Where a dedicated analytics-dashboard kit still wins is pure internal tooling — an admin panel with no customer-facing storefront attached, deep charting needs, or a product built entirely around data exploration. In that case, evaluate any candidate kit against the checklist above rather than by its cover image, and browse our broader Figma theme catalog if what you actually need is a storefront-plus-account system rather than a standalone admin tool.
How to Evaluate a Kit Before You Buy
Before purchasing any Figma dashboard kit, spend ten minutes actually opening it rather than trusting the marketing screenshots. Detach a card component and confirm it behaves like a real component with editable text and auto-layout, not a flattened image. Try changing the primary color token and see how far the change propagates. Scroll to the table component and check whether it has a documented empty state. And check the file's last update date — dashboard design conventions shift as fast as any other UI category, and a kit that has not been touched in a couple of years will often be missing patterns like dark mode or mobile-responsive table variants that are now standard.
Finally, weigh how much of the kit you will actually use. A 200-screen dashboard kit sounds impressive, but if you only need account settings, an order table, and a summary view, a smaller, well-built system that matches your existing brand tokens will save more time than a sprawling kit you spend hours pruning down.
Frequently Asked Questions
Do I need a dedicated dashboard kit if I already bought an ecommerce Figma theme?
Usually not, if your dashboard need is customer account pages, order history, or basic reporting screens — a well-built ecommerce Figma kit typically already includes those in a matching style. A dedicated dashboard kit is worth adding only for deep internal analytics tooling with no storefront connection.
What is the single most important thing to check in a dashboard UI kit?

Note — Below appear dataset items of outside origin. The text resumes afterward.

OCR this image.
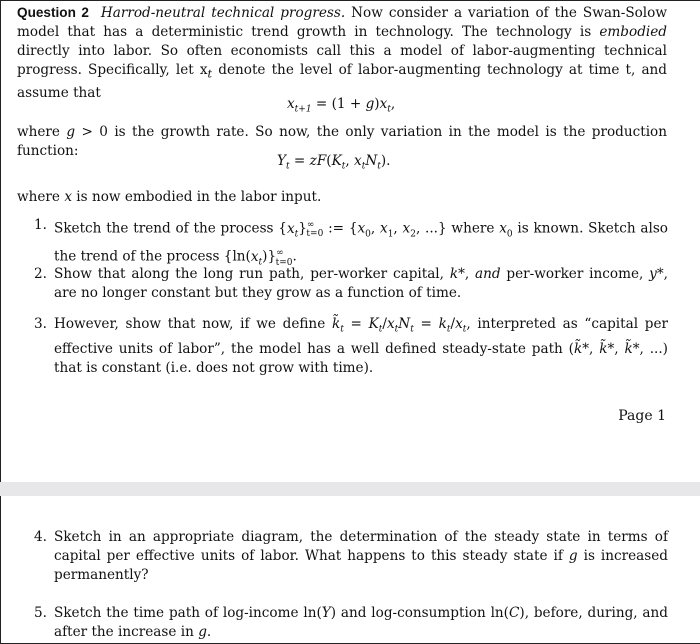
Question 2 Harrod-neutral technical progress. Now consider a variation of the Swan-Solow model that has a deterministic trend growth in technology. The technology is embodied directly into labor. So often economists call this a model of labor-augmenting technical progress. Specifically, let $x_t$ denote the level of labor-augmenting technology at time t, and assume that
$x_{t+1} = (1 + g)x_t$,
where g > 0 is the growth rate. So now, the only variation in the model is the production function:
$Y_t = zF(K_t$, $x_tN_t$).
where x is now embodied in the labor input.
1. Sketch the trend of the process $\{x_t\}^\infty_{t=0}$ := {$x_0$, $x_1$, $x_2$, ...} where $x_0$ is known. Sketch also the trend of the process $\{\ln(x_t)\}^\infty_{t=0}$.
2. Show that along the long run path, per-worker capital, k*, and per-worker income, y*, are no longer constant but they grow as a function of time.
3. However, show that now, if we define $k̃_t = K_t/x_tN_t = k_t/x_t$, interpreted as “capital per effective units of labor”, the model has a well defined steady-state path (k̃*, k̃*, k̃*, ...) that is constant (i.e. does not grow with time).
Page 1
4. Sketch in an appropriate diagram, the determination of the steady state in terms of capital per effective units of labor. What happens to this steady state if g is increased permanently?
5. Sketch the time path of log-income ln(Y) and log-consumption ln(C), before, during, and after the increase in g.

Whether the components are real, editable Figma components built on shared color and type tokens, or just static frames dressed up to look like a system. That one distinction determines whether the kit saves you time or just gives you a reference image to redraw.
Can I restyle a Figma dashboard kit to match my brand easily?
Only if it was built with tokens in the first place. Kits with centralized color and typography styles let you rebrand in minutes; kits with hand-applied colors on every layer require manually re-touching each screen, which quickly erases any time savings.
Are Polo Themes' Figma kits suitable for a pure internal admin tool?
They can supply the account, settings, and table-style components that overlap with admin tooling, but they are designed around ecommerce storefronts and their connected account areas rather than as a standalone analytics-dashboard product. For a store's customer-facing account and reporting screens they are a strong fit; for a deep internal analytics platform, treat them as a component reference rather than a complete solution.